Nuestro Pequeño Mundo

  


Nos invade la nostalgia, pues nos hacemos viejos, y aunque somos incapaces de recordar lo que desayunamos ayer, vienen a nuestra mente senescente recuerdos de mocedad feliz (¡huy, qué cursilada!) de cuando éramos aún jóvenes e indocumentados. ¡Qué tiempos aquellos, en que con una peseta te podías comprar un Chupa-Chups...!

Yo me hice «fan» de Nuestro Pequeño Mundo en 1972.

En materia musical mis preferencias pueden parecer censurables (de hecho lo son, por parte de muchos de mis amigos), pero son muy claras. Aborrezco el rock en todas sus modalidades, detesto el flamenco (sobre esto volveré a hablar) y desprecio el «pop». Todas las demás músicas me encantan (se entiende que no las piezas de ínfima calidad), las clásicas, los jazzes, los bluses, etc., así como las folclóricas de acá y acullá. (Tengo a gala poder tocar con la guitarra chacareras muy decentes.) Y me gusta mucho el folk sofisticado (entendiendo por este concepto la música popular de cualquier país decentemente interpretada, no esas grabaciones que los folcloristas les hacen a los pastores en medio del monte, en las que los pastores desafinan, no se saben la letra y mezclan varias melodías, y que hacen las delicias de algunos investigadores despistados.)

En ese campo destacó Nuestro Pequeño Mundo, de quien ya nadie se acuerda hoy pero cuyo recuerdo me ha impelido a escribir este escrito (¡redundancia que te crio!) homenajoso.

Fueron valientes.

Cuando todos anhelaban guitarras eléctricas que metieran mucho ruido, ellos incorporaban en su grupo un contrabajo.

Cuando los letristas usaban el inglés o intercalaban «¡Oh, yeah, yeah!» en sus canciones para darles un aire más internacional, ellos grabaron el conocido tema popular Me casó mi madre (chiquita y bonita, ¡ay, ay, ay!).

Cuando los cantantes se vestían con chaquetas de lamé dorado, ellos no se vestían (no es que cantaran desnudos, sino que se ponían la ropa de a diario; con ello fueron los pioneros en esa moda informal que ahora priva. Uno de ellos, incluso llevaba una boina que recordaba al «Che»).

Eran (o al menos a mí me lo parecían) rebeldes, que no se dejaban arrastrar por las metas de llegar a Eurovisión y esas cosas, sino que revolucionaron el panorama musical con una revisión de temas populares de todas partes. Igual le daban a Los campanilleros que a The Drunken Sailor.

(Tampoco fueron originales cien por cien.
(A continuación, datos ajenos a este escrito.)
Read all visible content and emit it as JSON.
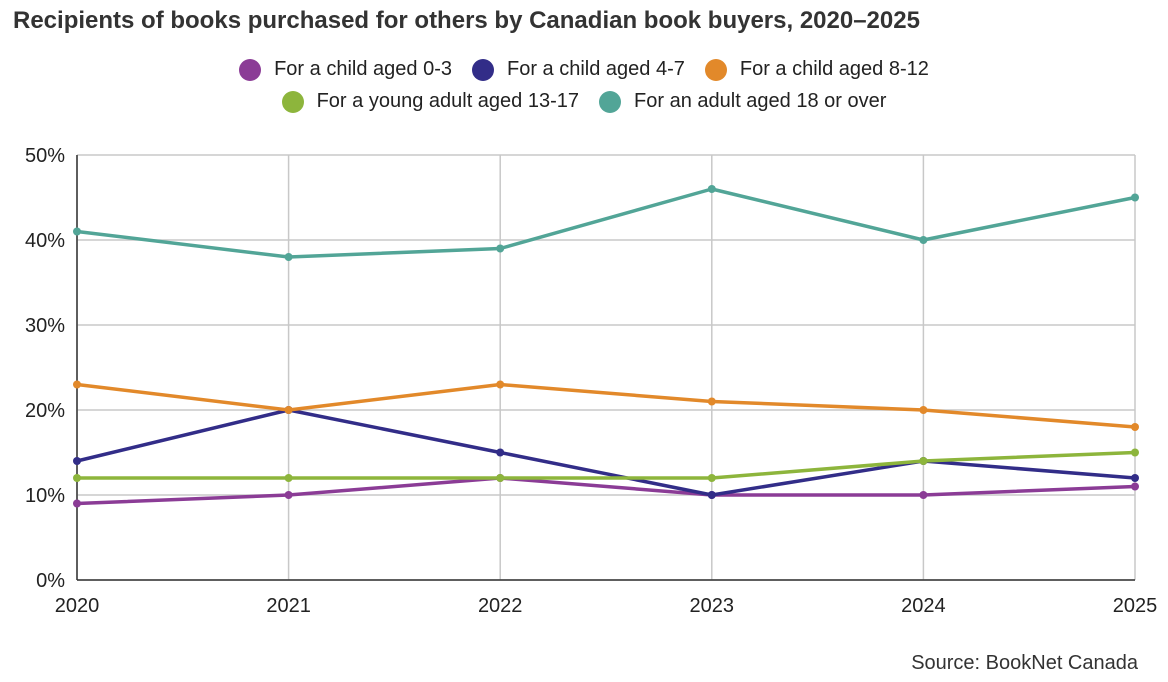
{
  "chart_data": {
    "type": "line",
    "title": "Recipients of books purchased for others by Canadian book buyers, 2020–2025",
    "x": [
      "2020",
      "2021",
      "2022",
      "2023",
      "2024",
      "2025"
    ],
    "ylim": [
      0,
      50
    ],
    "y_ticks": [
      0,
      10,
      20,
      30,
      40,
      50
    ],
    "y_tick_labels": [
      "0%",
      "10%",
      "20%",
      "30%",
      "40%",
      "50%"
    ],
    "grid": true,
    "legend_position": "top-center",
    "series": [
      {
        "name": "For a child aged 0-3",
        "color": "#8b3c96",
        "values": [
          9,
          10,
          12,
          10,
          10,
          11
        ]
      },
      {
        "name": "For a child aged 4-7",
        "color": "#322d88",
        "values": [
          14,
          20,
          15,
          10,
          14,
          12
        ]
      },
      {
        "name": "For a child aged 8-12",
        "color": "#e2892a",
        "values": [
          23,
          20,
          23,
          21,
          20,
          18
        ]
      },
      {
        "name": "For a young adult aged 13-17",
        "color": "#8db53c",
        "values": [
          12,
          12,
          12,
          12,
          14,
          15
        ]
      },
      {
        "name": "For an adult aged 18 or over",
        "color": "#52a597",
        "values": [
          41,
          38,
          39,
          46,
          40,
          45
        ]
      }
    ],
    "source": "Source: BookNet Canada"
  }
}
Tomaron temas de Harry Belafonte y de The Weavers, así como de Peter Seeger o Woody Guthrie.) Rivalizaron con Mocedades, que eran más del régimen, por así decirlo. Crearon escuela y pronto surgieron otros grupos folk que incluso perduraron más: Jarcha, Vino Tinto, Nuevo Mester de Juglaría, La Compañía... Pero ellos fueron los pioneros y mostraron a los otros el camino a seguir (¡cursilada otra vez!).

Desaparecieron en el olvido. Sus discos se encuentran con dificultad y sólo unos pocos recordamos a aquellos chavales que para la portada de su primer LP eligieron una foto donde se les veía de pie, con sus guitarras y sus banjos delante de un montón de bidones oxidados amontonados delante de una valla.